Can a video-game appear to send a message(s) – or even make an argument? If so, then how?

Even as they appear to enter a golden age, video-games are still not always taken seriously as works of art or literature. One reason for this is that their dominant purpose is entertainment, rather than striving to encourage critical thinking or conveying any moral message. Yet despite this perception, video-games can make use of setting and mechanics to put forward political arguments. Bioshock Infinite provides a good example of the disjunction between a game’s playful experience and more serious undertones.

At first glance Infinite‘s setting ‘Columbia’ seems like a childish fantasy: a city in the clouds. The protagonist’s quest is, in essence, to rescue a princess from a tower guarded by a giant bird or dragon-like creature. Light-hearted ‘Steampunk’ technology and magic potions abound. We also find that the city is an image of American patriotism, with grand statues of the founding fathers. Christianity is clearly influential as well. The mood appears quite positive. Thus far Columbia seems like a nice place to live. Perhaps the game’s argument is to follow your dreams.

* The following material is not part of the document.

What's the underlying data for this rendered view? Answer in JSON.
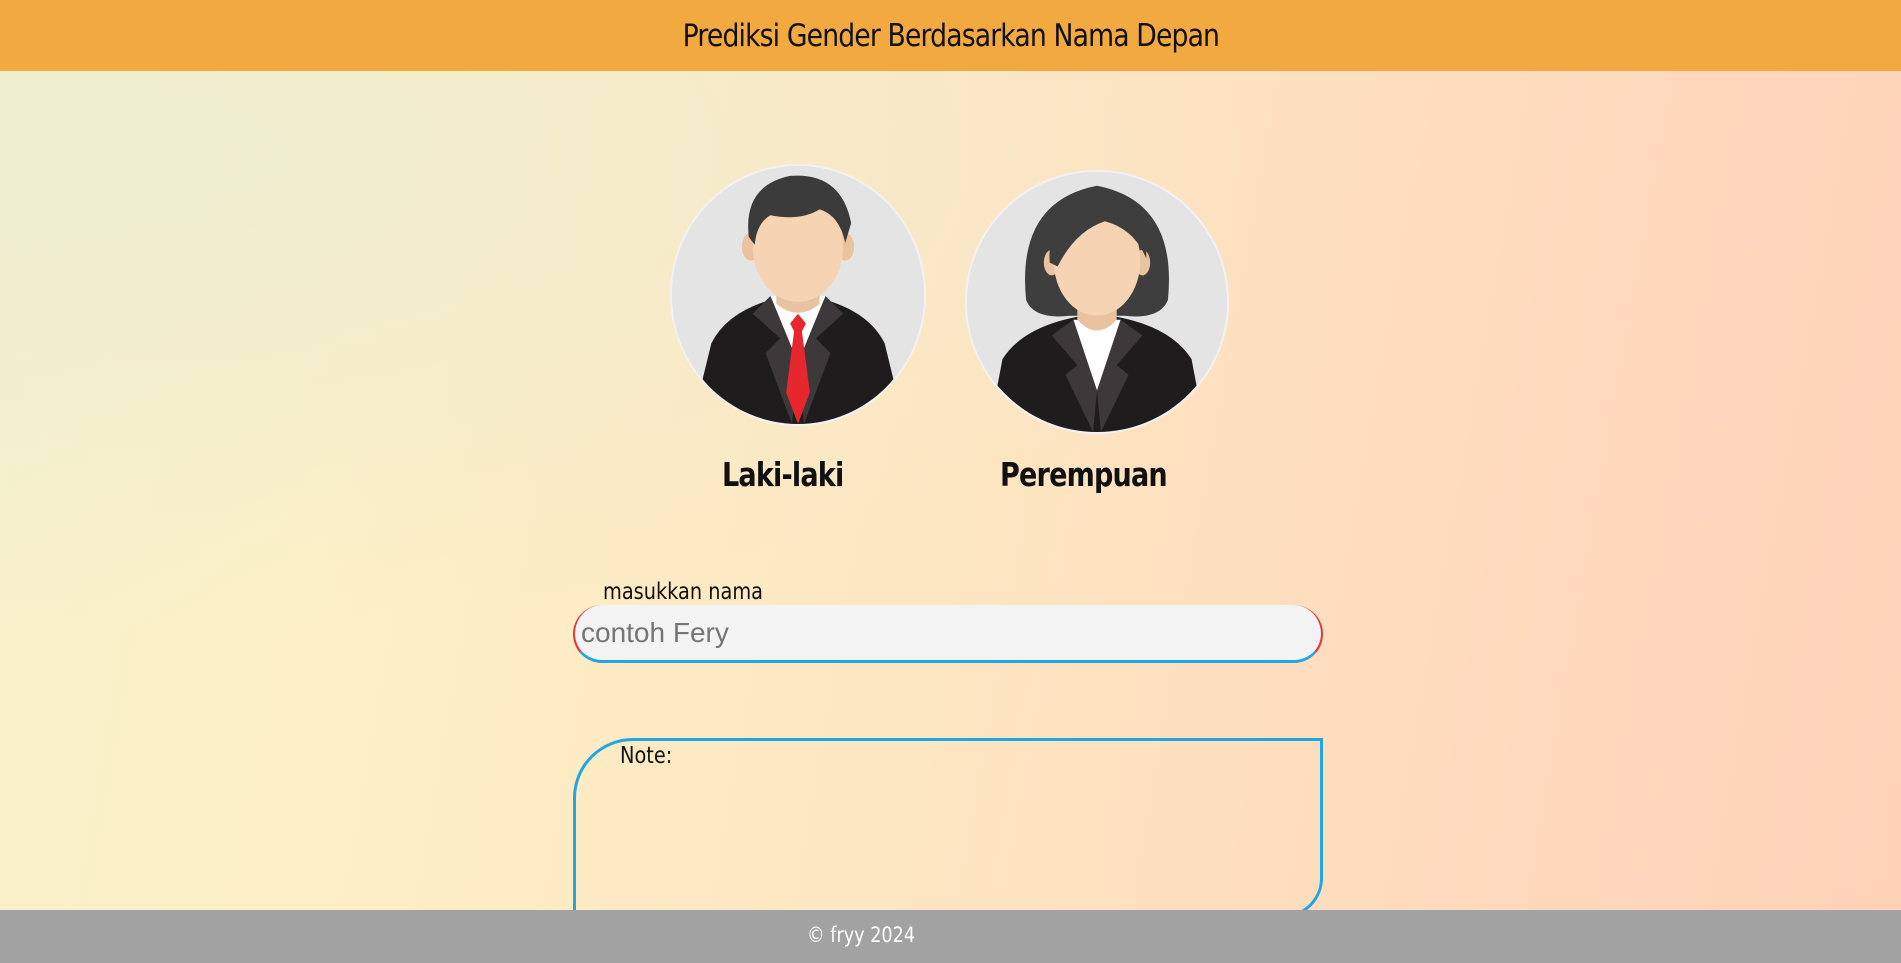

Infinite quickly undermines this with a display of extreme racism, when the player character wins a raffle to throw the first cricket ball at a captured interracial couple tied up in a mocking facade complete with jungle and monkeys. The player can instead choose to throw the ball at the racist presenter, an act of rebellion that one imagines most players instinctively take. Racism is still an issue today but it may not be naïve to say the extreme kind in Infinite is hardly acceptable to anyone. So with this simple 2-choice mechanic, Infinite has already encouraged most players to take a stand against racism, which makes us sympathetic to the game’s further arguments.

We soon find that Columbia is based on an extreme version of the American South, having successfully seceded from the United States. The people are extremely religious as well as racist, and despite being independent they are patriotic Americans – to a point. In the headquarters of the ‘Order of the Raven’ a group which resembles the Ku Klux Klan, the player can spot sculptures and paintings of the US presidents, and will see that Abraham Lincoln has been demonized with horns and glowing red eyes. Columbia echoes Confederate sentiments, and not in a favourable light given that its crazed citizens are trying to murder the player character. The game requires the player to fight back against Columbia, whereas books and films cannot force their audience to take sides to the same extent.

Arguably the argument against these centuries-old ideologies is a little forced – Infinite has picked a softer target than its predecessor Bioshock. Yet as developments of recent years have demonstrated, conservative anti-outsider politics remain relevant. Infinite is an example of a politically astute game. Despite taking place in the past it seems ahead of its time. Video-games can make powerful arguments by imagining the dystopian outcomes of certain world-views, and by encouraging players to take a side, to fight back.